At Squire Cass's family party that day nobody mentioned Dunstan—nobody was sorry for his absence, or feared it would be too long. The doctor and his wife, uncle and aunt Kimble, were there, and the annual Christmas talk was carried through without any omissions, rising to the climax of Mr. Kimble's experience when he walked the London hospitals thirty years back, together with striking professional anecdotes then gathered. Whereupon cards followed, with aunt Kimble's annual failure to follow suit, and uncle Kimble's irascibility concerning the odd trick which was rarely explicable to him, when it was not on his side, without a general visitation of tricks to see that they were formed on sound principles: the whole being accompanied by a strong steaming odour of spirits–and–water.
But the party on Christmas–day, being a strictly family party, was not the pre–eminently brilliant celebration of the season at the Red House. It was the great dance on New Year's Eve that made the glory of Squire Cass's hospitality, as of his forefathers', time out of mind. This was the occasion when all the society of Raveloe and Tarley, whether old acquaintances separated by long rutty distances, or cooled acquaintances separated by misunderstandings concerning runaway calves, or acquaintances founded on intermittent condescension, counted on meeting and on comporting themselves with mutual appropriateness. This was the occasion on which fair dames who came on pillions sent their bandboxes before them, supplied with more than their evening costume; for the feast was not to end with a single evening, like a paltry town entertainment, where the whole supply of eatables is put on the table at once, and bedding is scanty. The Red House was provisioned as if for a siege; and as for the spare feather–beds ready to be laid on floors, they were as plentiful as might naturally be expected in a family that had killed its own geese for many generations.

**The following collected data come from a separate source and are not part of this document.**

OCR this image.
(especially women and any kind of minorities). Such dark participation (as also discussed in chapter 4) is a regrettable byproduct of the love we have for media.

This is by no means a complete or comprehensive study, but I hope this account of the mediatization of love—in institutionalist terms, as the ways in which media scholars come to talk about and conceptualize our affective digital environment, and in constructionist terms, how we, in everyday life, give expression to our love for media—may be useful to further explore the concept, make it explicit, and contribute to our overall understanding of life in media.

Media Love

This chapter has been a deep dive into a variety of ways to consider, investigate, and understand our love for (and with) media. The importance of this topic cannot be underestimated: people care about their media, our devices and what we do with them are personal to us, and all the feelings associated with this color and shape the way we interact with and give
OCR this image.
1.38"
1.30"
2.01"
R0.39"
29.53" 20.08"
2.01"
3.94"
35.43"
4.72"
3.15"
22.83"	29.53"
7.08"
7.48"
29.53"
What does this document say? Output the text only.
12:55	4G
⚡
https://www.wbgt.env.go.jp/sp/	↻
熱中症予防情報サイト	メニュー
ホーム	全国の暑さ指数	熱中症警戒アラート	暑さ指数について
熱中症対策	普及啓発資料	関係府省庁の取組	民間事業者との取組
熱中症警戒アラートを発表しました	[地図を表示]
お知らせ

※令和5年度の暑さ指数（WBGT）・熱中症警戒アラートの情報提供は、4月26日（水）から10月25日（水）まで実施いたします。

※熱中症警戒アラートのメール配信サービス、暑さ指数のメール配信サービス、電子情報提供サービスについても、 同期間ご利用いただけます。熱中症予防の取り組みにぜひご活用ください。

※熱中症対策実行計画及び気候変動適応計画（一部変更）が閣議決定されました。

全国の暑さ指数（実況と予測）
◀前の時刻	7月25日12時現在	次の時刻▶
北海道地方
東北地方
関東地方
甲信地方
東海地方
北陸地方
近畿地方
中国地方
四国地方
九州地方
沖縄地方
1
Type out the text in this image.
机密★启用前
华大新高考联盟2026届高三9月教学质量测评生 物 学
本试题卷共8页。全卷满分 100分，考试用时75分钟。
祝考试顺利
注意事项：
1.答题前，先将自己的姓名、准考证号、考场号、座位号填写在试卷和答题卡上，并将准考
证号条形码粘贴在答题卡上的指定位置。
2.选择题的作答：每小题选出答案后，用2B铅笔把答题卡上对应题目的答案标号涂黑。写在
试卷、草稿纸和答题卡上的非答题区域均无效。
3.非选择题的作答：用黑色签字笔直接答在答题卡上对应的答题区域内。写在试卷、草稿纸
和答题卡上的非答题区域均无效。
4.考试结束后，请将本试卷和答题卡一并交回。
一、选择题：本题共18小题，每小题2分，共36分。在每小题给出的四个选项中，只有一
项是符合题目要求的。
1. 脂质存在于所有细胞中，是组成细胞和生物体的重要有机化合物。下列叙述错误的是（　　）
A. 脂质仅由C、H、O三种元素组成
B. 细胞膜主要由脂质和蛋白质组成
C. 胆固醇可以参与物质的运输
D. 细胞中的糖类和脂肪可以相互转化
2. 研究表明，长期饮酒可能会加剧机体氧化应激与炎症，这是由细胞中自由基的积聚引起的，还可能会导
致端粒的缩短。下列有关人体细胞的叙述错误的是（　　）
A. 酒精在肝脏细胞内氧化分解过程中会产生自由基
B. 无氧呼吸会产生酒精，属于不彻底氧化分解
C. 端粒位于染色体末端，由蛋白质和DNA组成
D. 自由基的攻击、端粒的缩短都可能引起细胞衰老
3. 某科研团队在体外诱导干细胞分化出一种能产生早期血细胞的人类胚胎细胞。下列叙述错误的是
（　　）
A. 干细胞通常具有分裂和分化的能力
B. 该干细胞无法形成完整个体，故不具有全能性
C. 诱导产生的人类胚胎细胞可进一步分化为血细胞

Godfrey Cass was looking forward to this New Year's Eve with a foolish reckless longing, that made him half deaf to his importunate companion, Anxiety.
"Dunsey will be coming home soon: there will be a great blow–up, and how will you bribe his spite to silence?" said Anxiety.
"Oh, he won't come home before New Year's Eve, perhaps," said Godfrey; "and I shall sit by Nancy then, and dance with her, and get a kind look from her in spite of herself."
"But money is wanted in another quarter," said Anxiety, in a louder voice, "and how will you get it without selling your mother's diamond pin? And if you don't get it...?"
"Well, but something may happen to make things easier. At any rate, there's one pleasure for me close at hand: Nancy is coming."
"Yes, and suppose your father should bring matters to a pass that will oblige you to decline marrying her—and to give your reasons?"
"Hold your tongue, and don't worry me. I can see Nancy's eyes, just as they will look at me, and feel her hand in mine already."
But Anxiety went on, though in noisy Christmas company; refusing to be utterly quieted even by much drinking.